小林 四国電力グループの情報通信会社である当社では、自然災害リスクの少ない香川県・高松市にデータセンター「Powerico(パワリコ)」を設置しています。この施設は日本データセンター協会(JDCC)の最高評価水準である「ティア4」に準拠しているほか、外気空冷設備や高効率な個別空調システムなどの省エネ技術も積極的に採用。さらに施設内の空調や照明だけでなく、サーバールームについても再エネの提供を開始しました。そのため、お客様がご希望される場合は100%再エネ化を行うことも可能です。
金井 当社が全国に展開するデータセンターサービス「Nexcenter
®」でも、機械学習による空調のリアルタイム制御を行う「AI空調制御システム」や外気条件に応じて最適な冷却モードに切り替える超高効率空調システム「間接蒸発冷却式空調」の導入、液冷方式による省エネ型データセンターサービス「Green Nexcenter
®」の展開など、様々な省エネ技術を導入しています。また、NTTドコモグループでは、「2030年度カーボンニュートラル(Scope1,2)」、「2040年度ネットゼロ(Scope1,2,3)」の達成を表明しており、お客様要望に応じた再エネメニューの提供拡充も進めています。
――NTTコミュニケーションズでは、Powericoを「Nexcenter 高松第2データセンター」としてNexcenterブランドで運用されていますね。なぜこうした協業が始まったのですか。
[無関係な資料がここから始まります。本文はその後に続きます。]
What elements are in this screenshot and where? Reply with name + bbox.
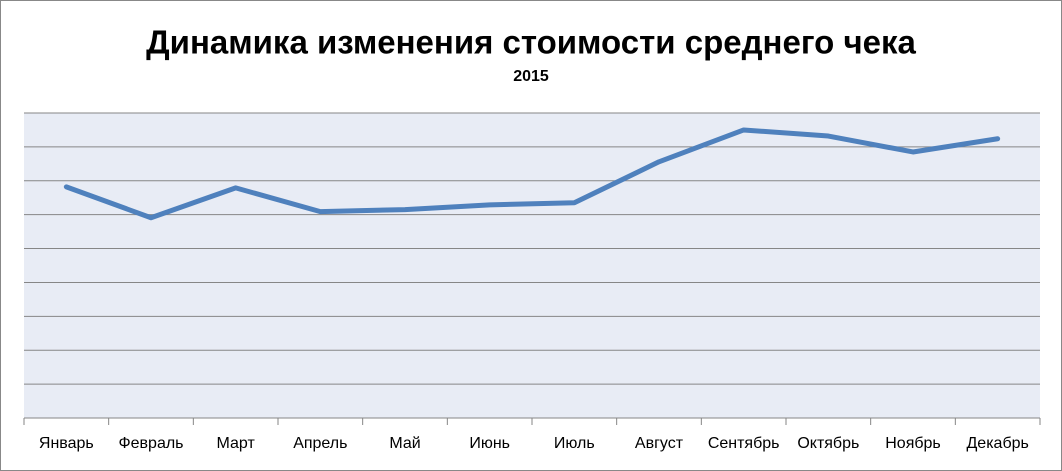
x-tick-label: Май	[389, 435, 420, 452]
data-line	[63, 127, 1001, 221]
chart-subtitle: 2015	[513, 68, 549, 85]
x-tick-label: Октябрь	[797, 435, 859, 452]
x-tick-label: Август	[635, 435, 684, 452]
x-tick-label: Январь	[39, 435, 94, 452]
plot-area	[24, 113, 1040, 418]
chart-title: Динамика изменения стоимости среднего че…	[146, 24, 916, 61]
x-tick-label: Февраль	[118, 435, 183, 452]
x-tick-label: Апрель	[293, 435, 347, 452]
x-tick-label: Март	[217, 435, 256, 452]
x-tick-label: Ноябрь	[885, 435, 941, 452]
x-tick-label: Июнь	[469, 435, 510, 452]
x-tick-label: Июль	[554, 435, 595, 452]
x-tick-label: Декабрь	[966, 435, 1028, 452]
x-tick-label: Сентябрь	[708, 435, 780, 452]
金井 東日本大震災をきっかけとして、BCPのニーズが急速に高まったことがきっかけです。小林社長も述べられた通り、香川県・高松エリアは自然災害リスクが少なく、大陸プレートも首都圏・北海道とは異なります。こうした立地の良さに加えて、Powericoはティア4準拠やFISC安全対策基準にも適合、最大定格21kVA/ラックの電源供給が可能など、数多くの特長を有しています。設備面だけでなく運用マネジメントも大変しっかりしていますので、Nexcenterサービスを構成するデータセンターの1つとして使わせていただきたいと考えました。なお、お客様向けサービスだけでなく、BCPなどの観点から当社の社内システムでの利用も今後検討していきたいと考えているところです。